Pechino: iconico / aniconico
Nel cambiamento di “stato” la città Pechino ha colto l’occasione dei recenti giochi olimpici per “occidentalizzarsi” attraverso la costruzione di una serie di cattedrali simbolo: il nuovo stadio progettato da Herzog & de Meuron, la nuova sede della televisione CCTV di Rem Koolhaas, il nuovo aeroporto progettato da Norman Foster, edifici super iconici, oggetti da copertina da veicolare nel mondo. Inevitabilmente nell’immaginario collettivo il predominio della città imperiale, discreto e nascosto dai suoi innumerevoli recinti, è minacciato dall’agressività iconica di giganteschi gadget che ne contraddicono il valore. La Pechino introversa, tutta interna ai alle corti protette da muri, ostinatamente orizzontale, priva di piazze, ma ricca di cortili, non ha trovato modelli interpretativi in grado di evitare un  senso di “straniamento” generalizzato e un sentimento comune di perdita di identità. Al tessuto degli Hutong non è stato permesso di rigenerarsi preferendo la sostituzione con edifici alti, più redditizi in termini di uso del suolo, ma talmente anonimi e banali da richiedere una ricerca di immagini che ha trovato nell’eccezionalità di oggetti straordinari la via più breve per affermarsi. Tuttavia il vero cambiamento della città, al di là delle immagini e della ricerca di nuovi simboli da veicolare nel mercato mondiale, passa attraverso operazioni invisibili nella forma ma potentissime nella sostanza come il recupero del 798, una immensa fabbrica convertita in laboratorio culturale e artistico, una incredibile fucina di idee e sperimentazioni in grado di proiettare il pensiero della Cina contemporanea a livello globale.

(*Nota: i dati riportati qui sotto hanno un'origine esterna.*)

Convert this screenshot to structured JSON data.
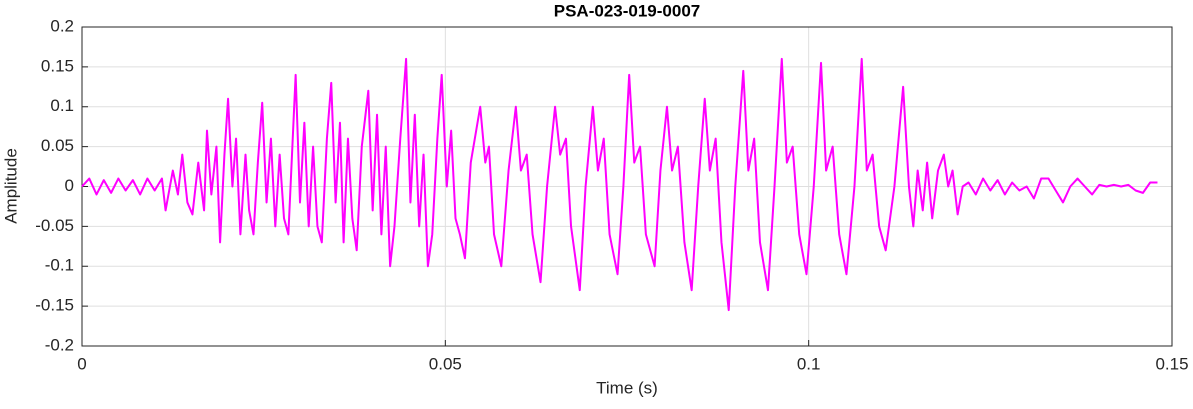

Inoltre la costruzione di un più diffuso sistema di mobilità legato alle nuove linee della metropolitana consentirà di limitare l’eccezionale pressione del traffico automobilistico. Potremmo allora dire che a Pechino oltre il visibile entra in scena l’invisibile, e che i grandi oggetti di design a scala urbana e le grandi e stupefacenti architetture costruite negli ultimi anni, se sono in grado di veicolare nel mondo un muscolare messaggio di salute economica, non contribuiscono, al di là del marketing, al miglioramento complessivo della qualità della vita all’interno della città dove le questioni urgenti appaiono senz’altro diverse: l’inquinamento, la mobilità, il recupero, la rigenerazione urbana, la perdita di valori, la pressione speculativa.

Tokyo: vendere / abitare
La densità è ovviamente per la capitale giapponese una costante urbana ma l’esaltazione dei consumi, della vendita e dell’individualità ha generato, nelle strade più popolari del centro, lo sviluppo di una nuova tipologia edilizia legata al commercio di lusso: i “supernegozi”. Edifici-marchio che pubblicizzano la griffe di appartenenza manifestando la propria presenza nella città. Analogamente la religiosa cultura del singolo e della proprietà generano nuove e inaspettate soluzioni abitative per la casa unifamiliare. Vendere ed abitare sembrano essere le attività in grado di definire nuovi e inaspettati scenari della città. Vendere ed abitare costituiscono anche i temi di una contrapposizione che, oltre Tokyo, segna per la città contemporanea, una frattura e una lacerazione di attività vitali un tempo vicine e collegate. E se storicamente la ricchezza di una città era data dal commercio, oggi la nascita di centri commerciali, autonomi dall’abitare, distrugge la città sottraendole la linfa vitale delle attività lungo strada. Tuttavia se la città abitata ha bisogno dei negozi è altresì vero che i negozi necessitano della città; conseguentemente il mercato, con la rapidità che è connessa con l’avidità delle regole economiche, ha  immediatamente reagito sviluppando, all’interno di centri commerciali, dei surrogati di città, anzi essi stessi la dissimulano organizzandosi per strade e piazzette, finte facciate e borghi che altro non sono che la finzione dell’immagine urbana, il cartoon di cui il commercio si serve per vendere. Evidentemente occorre tornare ad un più sensato rapporto e riscoperta del valore dei negozi di vicinato, e comprendere che il “mall” non è altro che l’adattarsi del commercio alle necessità della mobilità su gomma per cui il finto borgo medievale, tanto a Dubai, quanto a Serravalle in Italia, altro non è che un parcheggio multipiano sormontato da negozi che si fingono città svuotando di attività commerciali quella autentica. Da questo punto di vista il caso di Tokyo è diverso poiché, grazie alla sua straordinaria rete di metropolitane, centro commerciale e centro urbano finiscono per coincidere anche se la potenza del commercio tende a fagocitare, in alcune zone, ogni altra forma di abitabilità della città.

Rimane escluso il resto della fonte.